Caro Professor: sou médico e há muito tempo questiono a forma como uma palavra bastante usada no nosso meio para designar falhas no desenvolvimento de certos órgãos ou estruturas é grafada: é malformação (sem hífen e com L, como no inglês malformation), ou mau-formação (já que não é uma boa formação), ou má-formação? (uma vez que o substantivo é feminino)? Procurei no meu dicionário (Celso Pedro Luft) e não encontrei a solução. Espero que possas me ajudar. Muito obrigado. Ricardo C. — Brasília-DF.
Meu caro Ricardo: como uma espécie de justiça poética, foi exatamente Celso Pedro Luft, em cujo dicionário procuraste a solução (e não encontraste), quem conseguiu esclarecer o problema da malformação. Muita gente compartilha contigo esta dúvida; malformação realmente parece uma estrutura inadequada, estranha aos padrões nosso léxico, já que estaria unindo um advérbio (mal) a um substantivo (formação); muito mais aceitável, dizem eles, seria má-formação, à semelhança de má-vontade, má-fé, mau-humor; malformação não passaria de uma adaptação desajeitada do Inglês maformation (ou do Francês, que também o usa).
Como eu dizia, quem matou a charada foi nosso professor Luft, meu mestre e patrono desta página. O equívoco, ensinava ele, é tentar interpretar os elementos constitutivos de malformação em termos de classes de palavras; o “mal” que temos aqui é um simples elemento formador, que atua num nível em que ainda não se distingue o adjetivo do advérbio. No Inglês, que não tem o vocábulo mal, este elemento é uma forma presa, um prefixo, presente também em malocclusion, malfunction, malnutrition, e foi assim que entrou no Português.

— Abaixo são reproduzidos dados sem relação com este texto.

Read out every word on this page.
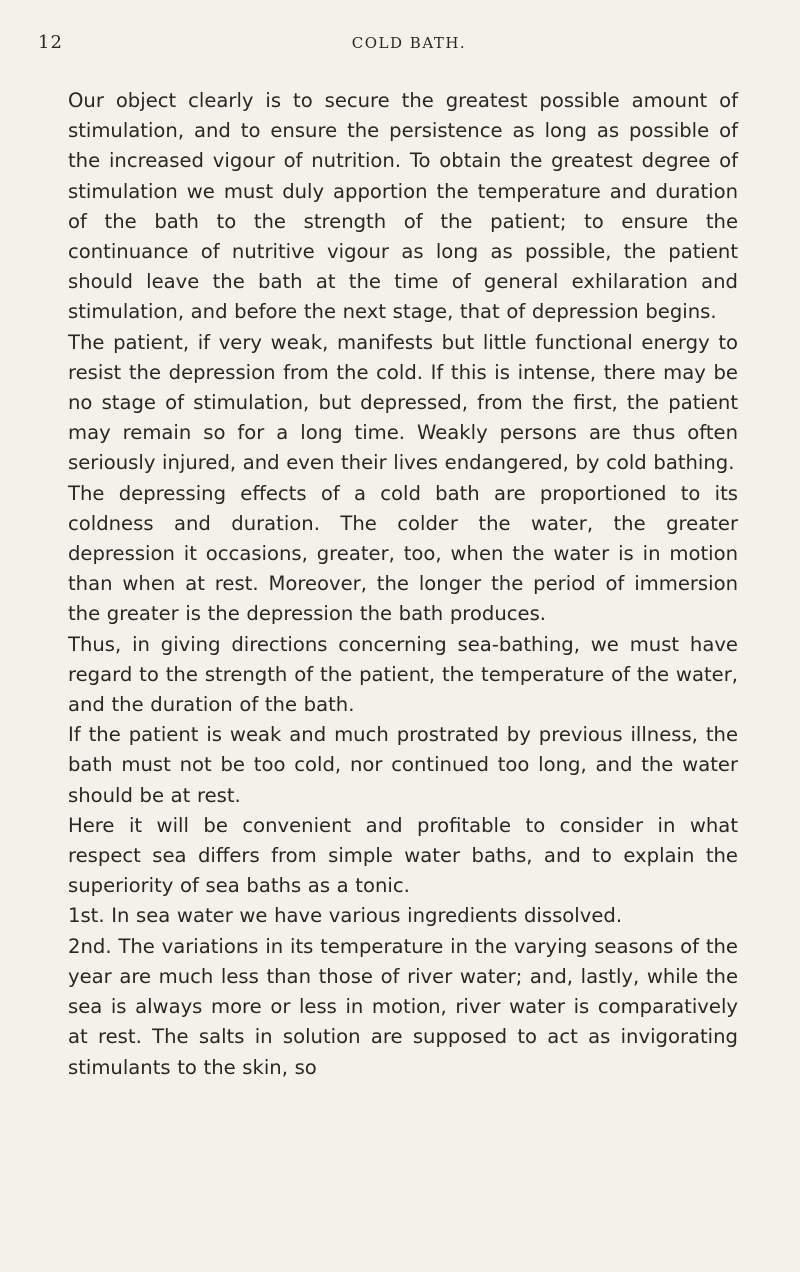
12	COLD BATH.

Our object clearly is to secure the greatest possible amount of stimulation, and to ensure the persistence as long as possible of the increased vigour of nutrition. To obtain the greatest degree of stimulation we must duly apportion the temperature and duration of the bath to the strength of the patient; to ensure the continuance of nutritive vigour as long as possible, the patient should leave the bath at the time of general exhilaration and stimulation, and before the next stage, that of depression begins.

The patient, if very weak, manifests but little functional energy to resist the depression from the cold. If this is intense, there may be no stage of stimulation, but depressed, from the first, the patient may remain so for a long time. Weakly persons are thus often seriously injured, and even their lives endangered, by cold bathing.

The depressing effects of a cold bath are proportioned to its coldness and duration. The colder the water, the greater depression it occasions, greater, too, when the water is in motion than when at rest. Moreover, the longer the period of immersion the greater is the depression the bath produces.

Thus, in giving directions concerning sea-bathing, we must have regard to the strength of the patient, the temperature of the water, and the duration of the bath.

If the patient is weak and much prostrated by previous illness, the bath must not be too cold, nor continued too long, and the water should be at rest.

Here it will be convenient and profitable to consider in what respect sea differs from simple water baths, and to explain the superiority of sea baths as a tonic.

1st. In sea water we have various ingredients dissolved.

2nd. The variations in its temperature in the varying seasons of the year are much less than those of river water; and, lastly, while the sea is always more or less in motion, river water is comparatively at rest. The salts in solution are supposed to act as invigorating stimulants to the skin, so
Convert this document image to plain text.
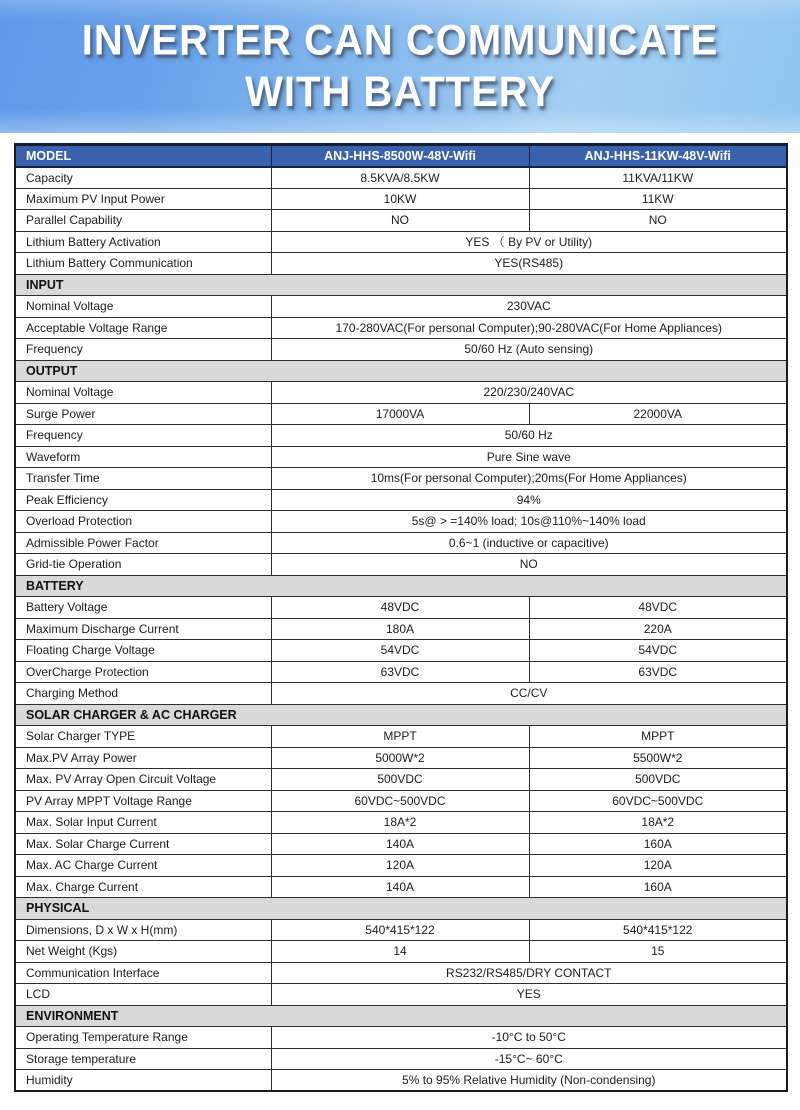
INVERTER CAN COMMUNICATE
WITH BATTERY
MODEL	ANJ-HHS-8500W-48V-Wifi	ANJ-HHS-11KW-48V-Wifi
Capacity	8.5KVA/8.5KW	11KVA/11KW
Maximum PV Input Power	10KW	11KW
Parallel Capability	NO	NO
Lithium Battery Activation	YES （ By PV or Utility)	
Lithium Battery Communication	YES(RS485)	
INPUT		
Nominal Voltage	230VAC	
Acceptable Voltage Range	170-280VAC(For personal Computer);90-280VAC(For Home Appliances)	
Frequency	50/60 Hz (Auto sensing)	
OUTPUT		
Nominal Voltage	220/230/240VAC	
Surge Power	17000VA	22000VA
Frequency	50/60 Hz	
Waveform	Pure Sine wave	
Transfer Time	10ms(For personal Computer);20ms(For Home Appliances)	
Peak Efficiency	94%	
Overload Protection	5s@ > =140% load; 10s@110%~140% load	
Admissible Power Factor	0.6~1 (inductive or capacitive)	
Grid-tie Operation	NO	
BATTERY		
Battery Voltage	48VDC	48VDC
Maximum Discharge Current	180A	220A
Floating Charge Voltage	54VDC	54VDC
OverCharge Protection	63VDC	63VDC
Charging Method	CC/CV	
SOLAR CHARGER & AC CHARGER		
Solar Charger TYPE	MPPT	MPPT
Max.PV Array Power	5000W*2	5500W*2
Max. PV Array Open Circuit Voltage	500VDC	500VDC
PV Array MPPT Voltage Range	60VDC~500VDC	60VDC~500VDC
Max. Solar Input Current	18A*2	18A*2
Max. Solar Charge Current	140A	160A
Max. AC Charge Current	120A	120A
Max. Charge Current	140A	160A
PHYSICAL		
Dimensions, D x W x H(mm)	540*415*122	540*415*122
Net Weight (Kgs)	14	15
Communication Interface	RS232/RS485/DRY CONTACT	
LCD	YES	
ENVIRONMENT		
Operating Temperature Range	-10°C to 50°C	
Storage temperature	-15°C~ 60°C	
Humidity	5% to 95% Relative Humidity (Non-condensing)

Como em nosso idioma existe a oposição adjetivo/advérbio entre mau, má/mal, alguns falantes reanalisam o vocábulo e pretendem nele enxergar, como elemento inicial, o adjetivo mau, na forma feminina (má), concordando com formação. Da mesma forma, nos ensina Luft, um francês também pode estranhar, no malformation lá deles, o fato de não estar ali o adjetivo mauvaise.

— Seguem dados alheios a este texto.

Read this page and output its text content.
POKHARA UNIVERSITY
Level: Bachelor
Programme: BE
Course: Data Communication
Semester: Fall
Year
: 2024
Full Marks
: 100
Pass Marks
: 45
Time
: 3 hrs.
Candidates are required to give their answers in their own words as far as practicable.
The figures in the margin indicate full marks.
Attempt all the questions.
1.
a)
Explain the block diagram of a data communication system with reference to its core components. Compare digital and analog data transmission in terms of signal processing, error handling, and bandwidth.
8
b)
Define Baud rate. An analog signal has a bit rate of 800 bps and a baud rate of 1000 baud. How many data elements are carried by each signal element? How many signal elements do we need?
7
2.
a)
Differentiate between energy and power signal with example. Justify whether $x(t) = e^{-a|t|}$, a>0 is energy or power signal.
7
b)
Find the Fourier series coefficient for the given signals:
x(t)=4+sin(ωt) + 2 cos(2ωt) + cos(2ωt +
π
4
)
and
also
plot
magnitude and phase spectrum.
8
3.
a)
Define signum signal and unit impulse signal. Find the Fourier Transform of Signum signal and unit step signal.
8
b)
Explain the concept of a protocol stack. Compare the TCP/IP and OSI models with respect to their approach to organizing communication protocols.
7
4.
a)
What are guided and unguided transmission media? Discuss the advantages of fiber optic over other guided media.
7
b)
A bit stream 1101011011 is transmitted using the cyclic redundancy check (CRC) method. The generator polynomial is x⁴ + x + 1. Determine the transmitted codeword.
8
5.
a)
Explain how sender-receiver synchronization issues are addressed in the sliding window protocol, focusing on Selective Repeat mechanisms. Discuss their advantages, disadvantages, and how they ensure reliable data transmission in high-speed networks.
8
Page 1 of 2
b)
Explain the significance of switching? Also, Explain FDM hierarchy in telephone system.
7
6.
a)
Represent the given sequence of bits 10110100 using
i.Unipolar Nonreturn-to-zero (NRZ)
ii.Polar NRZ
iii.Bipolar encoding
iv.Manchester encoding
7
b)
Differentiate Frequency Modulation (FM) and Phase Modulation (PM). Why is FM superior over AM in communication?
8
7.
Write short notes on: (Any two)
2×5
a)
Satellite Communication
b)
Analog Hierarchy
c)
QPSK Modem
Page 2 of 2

Acontece — e aqui bate o ponto! — que malformation, no Francês, não é um composto de [mal+formation], mas um substantivo derivado de um particípio: malformé + ation. É o mesmo que ocorre com malcriação, que não é um composto do advérbio mal mais o substantivo criação, mas sim um substantivo derivado do adjetivo malcriado, com o acréscimo do sufixo -ção. Diz Luft: “Vê-se que não tem cabimento a reformulação purista má-criação: evidentemente não se trata de criação que seja má, e sim de ação/qualidade (-ção) de malcriado“.

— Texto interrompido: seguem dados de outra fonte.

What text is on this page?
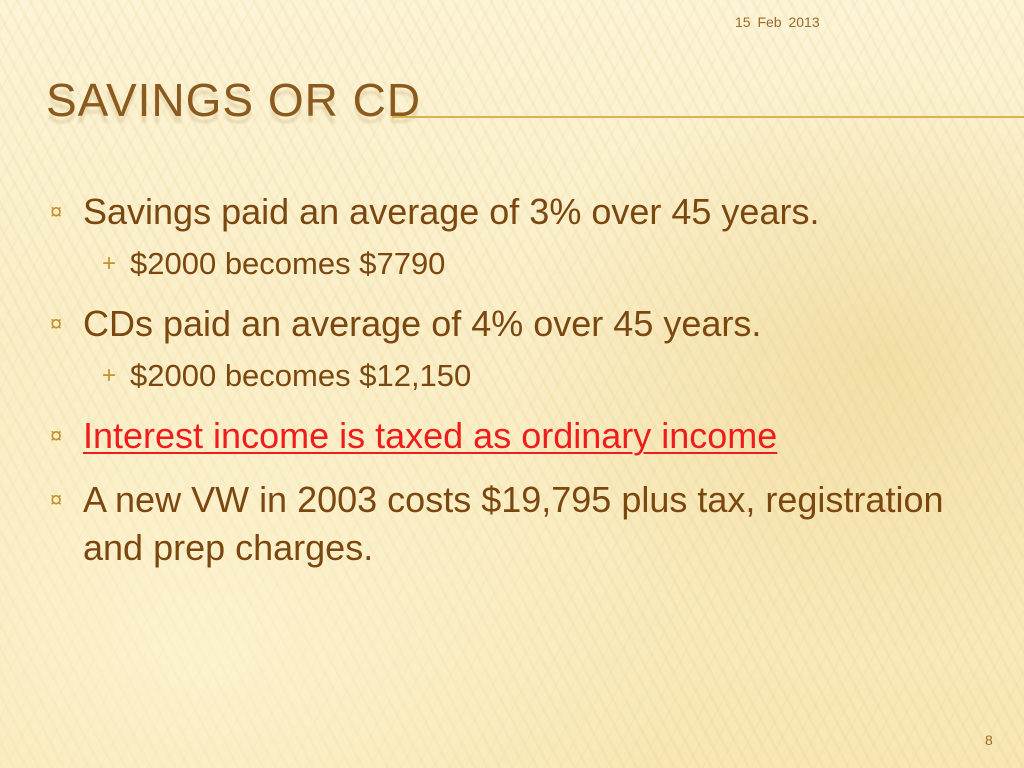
15 Feb 2013
SAVINGS OR CD
¤ Savings paid an average of 3% over 45 years.
+ $2000 becomes $7790
¤ CDs paid an average of 4% over 45 years.
+ $2000 becomes $12,150
¤ Interest income is taxed as ordinary income
¤ A new VW in 2003 costs $19,795 plus tax, registration and prep charges.
8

Parece uma explicação ad hoc? Pois não é; são muito freqüentes os exemplos desses substantivos formados a partir de estruturas [advérbio + verbo]: malversação, maledicência, malevolência (e benevolência), malfeitoria (e benfeitoria), maleficência (e beneficência).
Abraço. Prof. Moreno
P.S.: Houaiss e Aurélio-Vivo (2a.ed.) preferem malformação; o Aurélio XXI, coerente na sua ruindade, volta atrás e prefere má-formação.